Una delle poche indagini a disposizione è quella del governo degli Stati Uniti sulle vittime dell’uragano Katrina, abbattutosi nel 2005, che evidenziò come circa il 40% fossero persone disabili. Ora pensate alle parole di Mara Paola Domini, presidente dell’Ente Nazionale Sordi di Milano: «All’Expo, in molti padiglioni non ci sono degli strumenti accessibili (ad esempio avvisi visivi) che segnalino le emergenze alle persone sorde»
Qualche dato in più si può ricavare dal testo Fondamenti di prevenzione sugli incidenti domestici, pubblicato dalla Regione Toscana che, a pag. 101, propone un grafico che dimostra che anziani, bambini e disabili sono coinvolte nel 40% dei decessi che si verificano nelle abitazioni a seguito d’incendio (dati 2006). O il dato proposto dall’indagine Aism sul terremoto emiliano del 2012, da cui si evince il numero delle persone soccorse: 400 anziani nelle strutture protette, mille persone non autosufficienti, 3 mila assistiti a domicilio.
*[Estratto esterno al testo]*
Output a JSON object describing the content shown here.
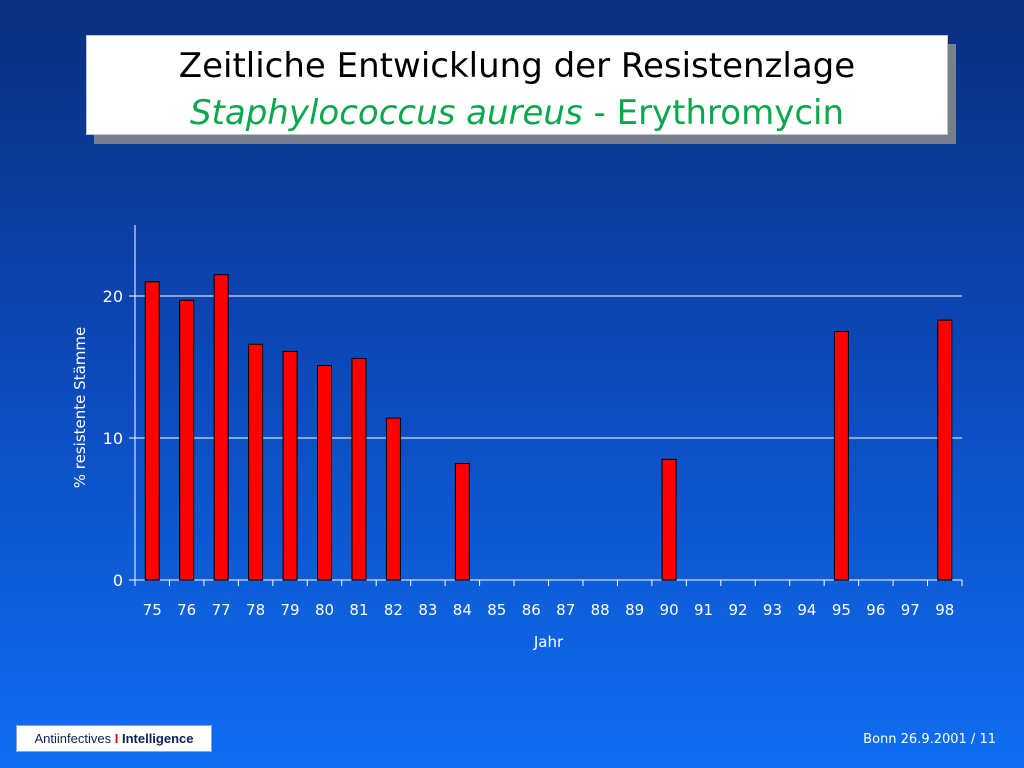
{
  "slide": {
    "title_line1": "Zeitliche Entwicklung der Resistenzlage",
    "title_organism": "Staphylococcus aureus",
    "title_separator": " - ",
    "title_drug": "Erythromycin",
    "logo_left": "Antiinfectives",
    "logo_separator": "I",
    "logo_right": "Intelligence",
    "footer": "Bonn 26.9.2001 / 11",
    "colors": {
      "title_green": "#0aa84c",
      "bar_fill": "#ff0000",
      "bar_stroke": "#000000",
      "axis": "#ffffff"
    }
  },
  "chart_data": {
    "type": "bar",
    "title": "",
    "xlabel": "Jahr",
    "ylabel": "% resistente Stämme",
    "ylim": [
      0,
      25
    ],
    "yticks": [
      0,
      10,
      20
    ],
    "grid": true,
    "categories": [
      "75",
      "76",
      "77",
      "78",
      "79",
      "80",
      "81",
      "82",
      "83",
      "84",
      "85",
      "86",
      "87",
      "88",
      "89",
      "90",
      "91",
      "92",
      "93",
      "94",
      "95",
      "96",
      "97",
      "98"
    ],
    "values": [
      21.0,
      19.7,
      21.5,
      16.6,
      16.1,
      15.1,
      15.6,
      11.4,
      null,
      8.2,
      null,
      null,
      null,
      null,
      null,
      8.5,
      null,
      null,
      null,
      null,
      17.5,
      null,
      null,
      18.3
    ]
  }
}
Abbiamo chiesto a Stefano Zanut, architetto, vice dirigente del Corpo Nazionale Vigili del Fuoco presso il Comando provinciale di Pordenone, cosa prevede la legge: «La parola chiave è “piano di emergenza”, uno strumento predisposto proprio per fronteggiare eventi di questo tipo, con l’obiettivo di ridurne le conseguenze». È solo con il decreto legislativo 626/94, (poi evolutosi nel decreto legislativo 81/08), che il piano di emergenza diventa un elemento strategico nel contesto della sicurezza degli ambienti di vita e di lavoro. Nel decreto ministeriale 10/3/1998 per la prima volta viene posto in modo esplicito la necessità di considerare “l’assistenza alle persone disabili in caso di incendio. Qualora siano presenti lavoratori disabili, il piano di emergenza deve essere predisposto tenendo conto delle loro invalidità. Al riguardo occorre anche tenere presente le persone anziane, le donne in stato di gravidanza, le persone con arti fratturati ed i bambini”.
«Troppo spesso però anche le persone non sono preparate – prosegue Zanut (dispensa dei vigili del fuoco). A volte può bastare chiedere alla persona con disabilità interessata come si fa, anche perché sarà poi lei a essere coinvolta nell'azione della persona incaricata di aiutarla». Si parla quindi di cultura della sicurezza: «Nel soccorso s’impone una dialettica tra la persona da aiutare e soccorritore: il risultato si ottiene se entrambi sanno cosa fare. Allora sorge il tema di come le persone, tutte le persone e non solo i disabili – commenta Zanut – possono essere protagoniste della propria sicurezza».
Si apre quindi un fronte che dovrebbe veder coinvolte le persone, le loro famiglie e le loro associazioni. «Questo è un aspetto importante ancora sottovalutato – prosegue Zanut -. Certamente ci sono disabilità che concedono poca autonomia e per questo hanno bisogno di un particolare livello di assistenza, ma altre che invece possono dare il proprio contributo attivo in emergenza. Anche cinema, scuole, supermercati o altri ambienti devono prevedere un piano di emergenza che consideri le persone presenti e le loro necessità.
Quando poi la circostanza non risulta facilmente gestibile con le risorse a disposizione è necessario chiamare 115 e 118, quindi Vigili del Fuoco e Soccorso Sanitario. «Il soccorso tecnico lo svolgono i vigili del fuoco che sono anche formati sulle tecniche più idonee sia nell'assistenza alle persone con specifiche necessità, sia nell'utilizzo degli eventuali presidi ambientali presenti».
Ecco le nuove frontiere di sicurezza e soccorso che a Pordenone vedono coinvolti i vigili del fuoco: a settembre gli incontri con le persone con sindrome di Down della “Casa al sole”, per garantire loro autonomia con maggior sicurezza, mentre continua la collaborazione con la “Fondazione bambini e autismo” sui temi della relazione con le persone con autismo nei casi di emergenza iniziata con l’iniziativa “Ti aiuto a soccorrermi”.